Proteins are essential components of cells, tissue, and organisms. These macromolecules are made of long strings of amino acids arranged specifically into three dimensional configurations. The side chains of these 22 amino acids create pockets of potential for chemical interactions as the polypeptides fold into their tertiary structures and interact with each other. Proteins initiate and mediate the thousands of biochemical pathways that govern an organism’s function. The careful study of proteins can reveal information about the function of our bodies, the pathways of disease, and the expression of the genetic code.
The main challenge to overcome when studying proteins is to choose the most appropriate method of protein extraction. What tissue are you trying to isolate protein from? Are you interested in studying cytosolic, extracellular, or transmembrane proteins? What about association with a particular subcellular compartment? Do you want to conserve native protein-protein interactions and tertiary/quanternary structure throughout your protein extraction? Do you know specifically which protein you want to isolate, or are you looking for a broad sample? Once you have identified your sample you can tailor your protein extraction to match your experimental goal.
The initial steps of protein extraction often involve crude mechanical disruption such as cutting, smashing, or shearing tissue into smaller pieces. If intracellular proteins are the target, then detergents can be used to help break apart the phospholipid cellular membrane (cell lysis). Sonication is also used to disrupt the membrane. Often, protease inhibitors are added to the mix to prevent loss of protein due to enzymatic degradation.

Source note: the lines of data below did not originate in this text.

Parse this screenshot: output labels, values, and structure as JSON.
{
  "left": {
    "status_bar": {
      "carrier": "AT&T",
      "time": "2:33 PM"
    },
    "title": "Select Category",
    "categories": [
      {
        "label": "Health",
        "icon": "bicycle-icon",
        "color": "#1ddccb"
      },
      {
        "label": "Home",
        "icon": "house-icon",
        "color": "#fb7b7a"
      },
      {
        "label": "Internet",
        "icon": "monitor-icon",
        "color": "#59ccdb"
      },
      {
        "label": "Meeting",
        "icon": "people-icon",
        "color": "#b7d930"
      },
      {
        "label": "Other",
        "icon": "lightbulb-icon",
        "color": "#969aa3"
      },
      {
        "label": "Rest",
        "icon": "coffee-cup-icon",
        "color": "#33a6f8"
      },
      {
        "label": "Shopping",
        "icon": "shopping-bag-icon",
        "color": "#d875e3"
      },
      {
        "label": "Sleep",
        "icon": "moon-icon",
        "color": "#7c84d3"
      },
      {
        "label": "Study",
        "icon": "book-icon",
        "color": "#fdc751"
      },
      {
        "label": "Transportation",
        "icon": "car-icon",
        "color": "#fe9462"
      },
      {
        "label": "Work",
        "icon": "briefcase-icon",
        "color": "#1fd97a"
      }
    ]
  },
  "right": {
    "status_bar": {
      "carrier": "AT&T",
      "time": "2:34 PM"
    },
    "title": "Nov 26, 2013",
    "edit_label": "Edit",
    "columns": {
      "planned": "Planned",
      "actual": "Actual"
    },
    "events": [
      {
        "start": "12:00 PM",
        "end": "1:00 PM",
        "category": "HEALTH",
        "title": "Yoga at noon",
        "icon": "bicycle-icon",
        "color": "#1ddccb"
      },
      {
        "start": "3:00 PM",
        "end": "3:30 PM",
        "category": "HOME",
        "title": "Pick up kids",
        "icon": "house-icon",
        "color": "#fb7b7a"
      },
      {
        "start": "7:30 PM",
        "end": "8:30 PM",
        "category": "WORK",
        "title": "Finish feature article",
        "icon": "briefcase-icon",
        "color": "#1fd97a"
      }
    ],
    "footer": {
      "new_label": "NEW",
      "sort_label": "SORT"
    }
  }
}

Large pieces of tissue are easily removed by centrifugation after the crude initial tissue disruption. Differential centrifugation often plays an important role in protein extraction; the rate and time of centrifugation will selectively draw subcellular organelles into the pellet. Proteins may thereby be extracted from particular cell compartments via multiple rounds of centrifugation. Additionally, nucleic acids can be chemically precipitated out of the initial tissue slurry and removed by centrifugation. A similar technique can be used to precipitate proteins out of the supernatant. Protein interaction and function are highly dependent on three dimensional structure. Those amino acid side chains provide the chemical pockets that mediate that function via hydrophilic and hydrophobic interactions including hydrogen bonding, ionic, and Van der Waals forces. One way to disrupt these interactions is via a high salt or high/low pH buffer. Once the proteins precipitate out of solution they can be collected by another round of centrifugation. This chemical disruption may not be appropriate for experimental goals that involve investigating native protein-protein interactions as these will be disrupted by the extraction process.
Protein Extraction via affinity
Amino acid side chain chemistry can be exploited to aid protein extraction. An example is an ion-exchange column or a hydrophobic column. There are amino acids with positively charged side chains (arginine, histidine, and lysine), negatively charged side chains (aspartic acid, glutamic acid), and hydrophobic side chains (tyrosine, tryptophan, phenylalanine, valine, isoleucine, etc). These affinities allow proteins to adsorb to a column consisting of a positive, negative, or hydrophobic matrix. Once adsorbed to the column, the proteins can be washed and eluted as an enriched sample.
More specific methods of protein extraction
Protein extraction via centrifugation and affinity columns are effective ways to isolate general proteins in bulk. However, if your experimental goal involves the extraction of a specific protein, then there are other methods that may be more appropriate. This is particularly helpful for antibody or antigen extraction as these proteins have specific affinities for each other. The extraction of IgG antibodies may be performed via protein A/G affinity. Alternatively, specific antibodies can be isolated by attaching their corresponding antigen to a solid surface such as a column or bead. Similarly, the extraction of a specific antigen can be completed by using antibodies containing a recognition site for that antigen. This process is made quick, easy, and efficient with the use of functionalized superparamagnetic nanoparticles and biomagnetic separation.